Holy emotional breakdown.
Now here we are, well into our 4th May without her, and I find myself continuing to distance myself from this space. Its not that I haven't wanted to come here to "decompress," but I've really been struggling to find the words to express the roller coaster of emotions that I've been riding. Year after year I try to convince myself that thing will finally be "easier"...that I will be able to enter May with my head held high and come out of the month relatively unscathed. Year after year I am wrong. I feel myself shutting down. I sleep less. I cry more. This year, more than any other, I've felt angry.
Last Thursday we celebrated our sweet girl's 5th birthday. Five years old. Can you even believe it? I will always wonder who Charlotte would have been at 5 - her favorites, her tickle spots, her daydreams. And while my mental images will always result in smiles, it feels so incredibly unfair that we can only pain a picture of who we THINK she would be. I want to KNOW her. I want to celebrate WITH her...to give her giant birthday hugs and spoil her morning to night. Instead, I drug myself out of bed on Thursday and celebrated the best way I knew how.

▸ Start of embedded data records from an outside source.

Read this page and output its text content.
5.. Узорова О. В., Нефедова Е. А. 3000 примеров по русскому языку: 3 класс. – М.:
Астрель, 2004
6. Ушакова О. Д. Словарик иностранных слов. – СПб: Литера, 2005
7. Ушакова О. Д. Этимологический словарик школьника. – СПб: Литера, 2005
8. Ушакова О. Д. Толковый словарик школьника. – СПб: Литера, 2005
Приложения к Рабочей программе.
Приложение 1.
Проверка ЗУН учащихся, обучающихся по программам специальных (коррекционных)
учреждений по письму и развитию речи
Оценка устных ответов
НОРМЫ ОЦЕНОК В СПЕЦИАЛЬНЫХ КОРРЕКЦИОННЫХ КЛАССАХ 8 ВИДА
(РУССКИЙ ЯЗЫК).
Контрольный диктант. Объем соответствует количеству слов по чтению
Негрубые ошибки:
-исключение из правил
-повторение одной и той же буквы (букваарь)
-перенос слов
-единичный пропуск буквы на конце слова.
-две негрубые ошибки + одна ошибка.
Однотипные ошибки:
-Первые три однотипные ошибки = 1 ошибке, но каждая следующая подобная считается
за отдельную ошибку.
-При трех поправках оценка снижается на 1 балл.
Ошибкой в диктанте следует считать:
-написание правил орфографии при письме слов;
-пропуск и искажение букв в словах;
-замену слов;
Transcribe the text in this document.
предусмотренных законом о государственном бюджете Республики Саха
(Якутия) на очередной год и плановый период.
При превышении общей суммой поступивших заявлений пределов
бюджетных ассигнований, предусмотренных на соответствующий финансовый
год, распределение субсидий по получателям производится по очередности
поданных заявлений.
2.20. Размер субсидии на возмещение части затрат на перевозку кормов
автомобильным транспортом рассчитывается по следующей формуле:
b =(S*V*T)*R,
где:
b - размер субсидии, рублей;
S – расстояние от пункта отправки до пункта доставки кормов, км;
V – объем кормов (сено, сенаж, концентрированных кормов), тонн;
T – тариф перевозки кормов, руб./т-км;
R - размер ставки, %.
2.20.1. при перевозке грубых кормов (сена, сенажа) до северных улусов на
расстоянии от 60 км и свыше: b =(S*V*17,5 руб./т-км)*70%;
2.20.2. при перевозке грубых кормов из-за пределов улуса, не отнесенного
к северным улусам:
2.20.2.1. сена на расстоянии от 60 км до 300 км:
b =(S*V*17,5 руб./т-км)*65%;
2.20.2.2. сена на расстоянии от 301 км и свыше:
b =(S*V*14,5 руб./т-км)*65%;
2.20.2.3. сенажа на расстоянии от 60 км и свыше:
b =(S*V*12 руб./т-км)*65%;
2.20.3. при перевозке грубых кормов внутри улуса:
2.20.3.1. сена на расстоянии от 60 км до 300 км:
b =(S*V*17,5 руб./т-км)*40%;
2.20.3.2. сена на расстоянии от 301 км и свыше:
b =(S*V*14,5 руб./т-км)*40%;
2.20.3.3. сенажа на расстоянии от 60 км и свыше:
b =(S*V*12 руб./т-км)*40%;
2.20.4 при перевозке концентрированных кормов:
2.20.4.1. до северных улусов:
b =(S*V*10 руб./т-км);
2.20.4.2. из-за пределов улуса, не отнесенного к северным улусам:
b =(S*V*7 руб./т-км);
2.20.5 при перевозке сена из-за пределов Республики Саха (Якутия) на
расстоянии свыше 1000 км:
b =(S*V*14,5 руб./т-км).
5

We shared extra snuggles in bed and blew good morning birthday kisses to big sister.
We went on a small town donut date in our jams (bed head and all).
We opened our first BIG round of Books for Charley donations.
We napped. ALL of us.
We baked strawberry lemonade cupcakes from scratch, complete with pink frosting that any 5 year old girl would love.
We sang happy birthday, blew out 5 flickering candles and ate cupcakes to our heart's content.
We sent 5 pink polk-a-dot balloons to the sky, complete with birthday wishes and a whole lot of "H"s drawn by a very proud little brother.
Birthdays without her will never be "easy", but May 14th is (and will always be) a day worth celebrating. And celebrate we will. Happy birthday sweet Charley girl. We love you and miss you every minute of every day.